I'd simply put the file system on a LVM thin pool, and make a thin snapshot after creation. Then, I'd just roll back to that snapshot instead of recreating the file system. Storage-wise, this has the nearly no overhead.

You could also simply take an image of your file system right after creation, and save it for later dd restoration; this is especially attractive if the underlying storage is SSD, as that will use discard to mark blocks as zero/unused, so the creation of the image will be fast, the image file mostly sparse and hence trivial in effective storage need, and restoration would be blazingly fast as well.

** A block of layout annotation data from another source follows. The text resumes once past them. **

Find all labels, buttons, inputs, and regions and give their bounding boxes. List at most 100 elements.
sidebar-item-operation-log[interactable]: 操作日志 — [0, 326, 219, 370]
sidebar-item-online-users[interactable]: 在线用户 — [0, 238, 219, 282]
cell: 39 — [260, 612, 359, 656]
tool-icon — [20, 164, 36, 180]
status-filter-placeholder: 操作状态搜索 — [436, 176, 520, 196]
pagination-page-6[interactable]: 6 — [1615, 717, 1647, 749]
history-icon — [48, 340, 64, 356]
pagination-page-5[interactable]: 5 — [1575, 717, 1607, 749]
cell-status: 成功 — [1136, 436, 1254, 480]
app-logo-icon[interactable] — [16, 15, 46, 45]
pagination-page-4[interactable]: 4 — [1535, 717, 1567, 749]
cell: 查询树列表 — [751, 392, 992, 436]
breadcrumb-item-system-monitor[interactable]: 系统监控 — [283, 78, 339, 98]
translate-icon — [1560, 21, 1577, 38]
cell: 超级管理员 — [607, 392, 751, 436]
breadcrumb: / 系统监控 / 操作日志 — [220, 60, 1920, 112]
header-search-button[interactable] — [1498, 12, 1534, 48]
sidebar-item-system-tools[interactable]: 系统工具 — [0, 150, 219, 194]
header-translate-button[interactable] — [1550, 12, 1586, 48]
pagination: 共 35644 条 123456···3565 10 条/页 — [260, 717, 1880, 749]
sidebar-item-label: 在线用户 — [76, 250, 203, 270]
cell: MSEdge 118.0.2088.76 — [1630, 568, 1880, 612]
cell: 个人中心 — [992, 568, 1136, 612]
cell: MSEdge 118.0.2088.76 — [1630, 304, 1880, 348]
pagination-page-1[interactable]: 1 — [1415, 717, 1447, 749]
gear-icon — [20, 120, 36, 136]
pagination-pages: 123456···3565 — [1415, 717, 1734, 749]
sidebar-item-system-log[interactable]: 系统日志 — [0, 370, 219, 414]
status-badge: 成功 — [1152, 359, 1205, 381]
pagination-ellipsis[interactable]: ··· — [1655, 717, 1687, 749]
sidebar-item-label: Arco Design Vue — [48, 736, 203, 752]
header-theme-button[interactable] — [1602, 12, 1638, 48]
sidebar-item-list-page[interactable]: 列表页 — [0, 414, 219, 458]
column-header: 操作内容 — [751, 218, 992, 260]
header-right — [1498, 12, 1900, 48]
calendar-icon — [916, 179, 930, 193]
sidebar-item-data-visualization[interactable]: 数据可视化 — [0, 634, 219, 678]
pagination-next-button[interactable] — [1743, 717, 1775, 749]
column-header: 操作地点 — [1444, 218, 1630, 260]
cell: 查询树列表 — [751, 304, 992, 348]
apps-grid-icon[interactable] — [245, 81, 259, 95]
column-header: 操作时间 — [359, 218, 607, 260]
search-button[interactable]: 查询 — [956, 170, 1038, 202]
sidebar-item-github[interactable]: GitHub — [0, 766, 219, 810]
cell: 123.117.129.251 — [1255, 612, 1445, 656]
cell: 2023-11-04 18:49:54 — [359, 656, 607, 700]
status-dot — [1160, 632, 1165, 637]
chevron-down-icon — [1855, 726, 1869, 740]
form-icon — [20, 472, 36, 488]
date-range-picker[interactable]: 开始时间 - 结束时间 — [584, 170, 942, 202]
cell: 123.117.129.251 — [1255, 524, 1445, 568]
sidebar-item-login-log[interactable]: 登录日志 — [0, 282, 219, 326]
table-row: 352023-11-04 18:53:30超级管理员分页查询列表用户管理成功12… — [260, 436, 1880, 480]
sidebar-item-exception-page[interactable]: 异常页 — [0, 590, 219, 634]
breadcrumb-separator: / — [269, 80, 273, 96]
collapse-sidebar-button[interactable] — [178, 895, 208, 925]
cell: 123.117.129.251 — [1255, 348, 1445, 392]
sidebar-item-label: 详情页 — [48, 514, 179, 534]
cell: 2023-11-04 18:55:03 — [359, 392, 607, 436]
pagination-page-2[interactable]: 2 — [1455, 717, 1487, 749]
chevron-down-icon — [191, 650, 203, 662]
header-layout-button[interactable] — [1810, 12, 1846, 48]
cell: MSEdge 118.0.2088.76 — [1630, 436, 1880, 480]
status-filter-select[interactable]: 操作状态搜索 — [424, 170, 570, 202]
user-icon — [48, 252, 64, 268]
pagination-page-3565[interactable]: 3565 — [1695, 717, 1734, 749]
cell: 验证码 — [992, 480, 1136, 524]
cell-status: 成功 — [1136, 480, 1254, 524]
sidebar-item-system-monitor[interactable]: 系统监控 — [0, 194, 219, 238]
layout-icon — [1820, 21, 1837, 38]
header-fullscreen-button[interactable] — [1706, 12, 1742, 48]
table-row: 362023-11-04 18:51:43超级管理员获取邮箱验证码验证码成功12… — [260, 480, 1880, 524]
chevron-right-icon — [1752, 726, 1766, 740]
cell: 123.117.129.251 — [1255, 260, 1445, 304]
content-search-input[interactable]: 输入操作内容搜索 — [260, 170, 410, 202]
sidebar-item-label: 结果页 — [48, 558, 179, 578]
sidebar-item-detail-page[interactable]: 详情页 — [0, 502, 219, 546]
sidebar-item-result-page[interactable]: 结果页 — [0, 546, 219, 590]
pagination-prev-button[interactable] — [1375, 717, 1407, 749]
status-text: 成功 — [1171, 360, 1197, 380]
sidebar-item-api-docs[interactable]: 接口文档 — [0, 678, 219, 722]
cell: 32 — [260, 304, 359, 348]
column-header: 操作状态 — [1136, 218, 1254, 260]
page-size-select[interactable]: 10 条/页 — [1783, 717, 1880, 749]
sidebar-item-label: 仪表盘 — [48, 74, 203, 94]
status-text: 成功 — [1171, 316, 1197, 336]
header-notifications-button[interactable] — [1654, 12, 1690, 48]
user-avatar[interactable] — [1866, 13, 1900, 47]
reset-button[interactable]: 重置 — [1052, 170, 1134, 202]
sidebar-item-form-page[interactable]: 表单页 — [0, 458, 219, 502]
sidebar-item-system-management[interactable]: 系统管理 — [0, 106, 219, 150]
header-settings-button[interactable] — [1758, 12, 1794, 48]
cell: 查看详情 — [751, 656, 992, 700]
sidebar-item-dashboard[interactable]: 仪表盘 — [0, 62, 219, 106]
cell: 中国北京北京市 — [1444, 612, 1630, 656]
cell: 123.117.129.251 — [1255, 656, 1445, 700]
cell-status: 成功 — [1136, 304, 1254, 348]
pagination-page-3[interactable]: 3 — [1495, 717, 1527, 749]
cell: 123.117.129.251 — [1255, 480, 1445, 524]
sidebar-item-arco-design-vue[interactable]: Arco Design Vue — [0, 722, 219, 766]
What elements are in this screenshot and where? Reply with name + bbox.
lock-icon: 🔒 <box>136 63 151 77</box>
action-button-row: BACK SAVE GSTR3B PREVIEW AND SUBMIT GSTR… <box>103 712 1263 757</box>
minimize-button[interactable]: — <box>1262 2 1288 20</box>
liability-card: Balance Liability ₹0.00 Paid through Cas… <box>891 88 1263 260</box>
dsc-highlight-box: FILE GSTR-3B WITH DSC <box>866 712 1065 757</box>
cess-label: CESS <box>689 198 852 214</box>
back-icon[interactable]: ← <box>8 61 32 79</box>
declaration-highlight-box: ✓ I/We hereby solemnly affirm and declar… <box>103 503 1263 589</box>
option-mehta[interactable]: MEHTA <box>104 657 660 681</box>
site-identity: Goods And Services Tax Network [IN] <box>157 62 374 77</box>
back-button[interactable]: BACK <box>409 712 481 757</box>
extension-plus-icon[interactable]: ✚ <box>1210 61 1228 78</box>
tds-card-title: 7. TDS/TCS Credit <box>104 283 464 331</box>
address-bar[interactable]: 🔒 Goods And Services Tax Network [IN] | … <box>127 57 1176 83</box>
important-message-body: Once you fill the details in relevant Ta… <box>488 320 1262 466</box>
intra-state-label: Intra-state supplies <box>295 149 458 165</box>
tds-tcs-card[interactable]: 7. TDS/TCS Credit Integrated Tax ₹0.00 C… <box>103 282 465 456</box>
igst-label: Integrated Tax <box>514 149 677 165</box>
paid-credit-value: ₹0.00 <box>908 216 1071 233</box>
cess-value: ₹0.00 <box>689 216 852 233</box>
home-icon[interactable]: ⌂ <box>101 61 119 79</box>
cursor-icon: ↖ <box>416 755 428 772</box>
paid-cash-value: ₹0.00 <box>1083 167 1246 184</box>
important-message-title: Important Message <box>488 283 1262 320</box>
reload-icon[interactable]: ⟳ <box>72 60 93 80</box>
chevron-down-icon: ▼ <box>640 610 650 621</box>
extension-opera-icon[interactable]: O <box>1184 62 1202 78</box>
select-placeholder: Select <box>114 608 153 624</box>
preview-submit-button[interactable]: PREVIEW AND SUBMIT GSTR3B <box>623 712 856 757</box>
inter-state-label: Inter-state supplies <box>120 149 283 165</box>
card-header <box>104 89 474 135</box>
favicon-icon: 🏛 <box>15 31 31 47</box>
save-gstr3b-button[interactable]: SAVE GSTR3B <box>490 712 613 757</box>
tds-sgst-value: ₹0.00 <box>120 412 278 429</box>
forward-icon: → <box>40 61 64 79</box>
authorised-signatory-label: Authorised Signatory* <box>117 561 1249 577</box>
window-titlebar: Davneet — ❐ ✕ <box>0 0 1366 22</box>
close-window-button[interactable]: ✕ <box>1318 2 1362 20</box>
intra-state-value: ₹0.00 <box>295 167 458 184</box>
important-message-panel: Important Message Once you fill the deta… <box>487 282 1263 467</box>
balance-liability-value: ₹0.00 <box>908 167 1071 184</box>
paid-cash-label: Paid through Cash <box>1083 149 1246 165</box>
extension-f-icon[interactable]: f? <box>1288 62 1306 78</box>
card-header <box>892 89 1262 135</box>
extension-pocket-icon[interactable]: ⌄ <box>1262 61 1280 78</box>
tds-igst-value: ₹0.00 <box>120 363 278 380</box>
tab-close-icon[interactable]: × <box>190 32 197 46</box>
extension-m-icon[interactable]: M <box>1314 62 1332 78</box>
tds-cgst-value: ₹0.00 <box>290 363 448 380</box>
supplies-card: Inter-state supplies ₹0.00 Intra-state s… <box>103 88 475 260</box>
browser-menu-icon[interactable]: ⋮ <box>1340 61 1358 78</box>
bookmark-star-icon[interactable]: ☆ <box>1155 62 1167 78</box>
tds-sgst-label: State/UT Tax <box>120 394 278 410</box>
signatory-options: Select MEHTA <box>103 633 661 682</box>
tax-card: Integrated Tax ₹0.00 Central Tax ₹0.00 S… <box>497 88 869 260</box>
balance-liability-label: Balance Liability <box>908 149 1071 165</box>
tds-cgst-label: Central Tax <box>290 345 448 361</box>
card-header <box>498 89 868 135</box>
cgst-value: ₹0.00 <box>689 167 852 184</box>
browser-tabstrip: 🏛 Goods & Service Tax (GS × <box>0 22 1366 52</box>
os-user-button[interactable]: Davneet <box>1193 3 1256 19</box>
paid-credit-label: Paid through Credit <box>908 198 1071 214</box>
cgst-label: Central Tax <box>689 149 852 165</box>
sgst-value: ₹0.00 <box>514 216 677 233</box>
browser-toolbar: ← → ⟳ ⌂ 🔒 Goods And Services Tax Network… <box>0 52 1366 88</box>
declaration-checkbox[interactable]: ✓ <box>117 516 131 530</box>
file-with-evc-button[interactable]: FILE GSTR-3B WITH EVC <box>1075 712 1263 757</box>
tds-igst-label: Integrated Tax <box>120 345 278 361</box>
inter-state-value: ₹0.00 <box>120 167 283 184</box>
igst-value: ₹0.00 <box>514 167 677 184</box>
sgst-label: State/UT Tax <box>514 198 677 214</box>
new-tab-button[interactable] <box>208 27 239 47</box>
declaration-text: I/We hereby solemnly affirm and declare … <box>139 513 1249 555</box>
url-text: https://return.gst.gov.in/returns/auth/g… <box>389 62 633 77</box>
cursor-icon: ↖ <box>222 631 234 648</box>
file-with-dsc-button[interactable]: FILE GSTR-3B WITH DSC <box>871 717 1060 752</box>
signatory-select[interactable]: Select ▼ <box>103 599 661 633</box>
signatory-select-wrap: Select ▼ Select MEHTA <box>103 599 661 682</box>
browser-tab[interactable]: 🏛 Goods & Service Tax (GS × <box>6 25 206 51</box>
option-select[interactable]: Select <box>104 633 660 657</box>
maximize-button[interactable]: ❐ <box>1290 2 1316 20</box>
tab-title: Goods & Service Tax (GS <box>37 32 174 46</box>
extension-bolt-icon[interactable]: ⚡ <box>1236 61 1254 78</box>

Note that depending on the size of the files, there's actually pretty significant differences in speed between file systems (see benchmarks at bottom of page). For medium-sized files, XFS might be faster!

But there's an easier solution, if you're used to mkfs on demand: mkfs.ext4 -U ${your_uuid_here} lets you set the UUID of a file system :)

1

Another option to consider is changing your fstab to use a label or partition UUID (PARTUUID) instead of the filesystem UUID. In this way, you can reformat the partition however you like, and it will still get mounted correctly.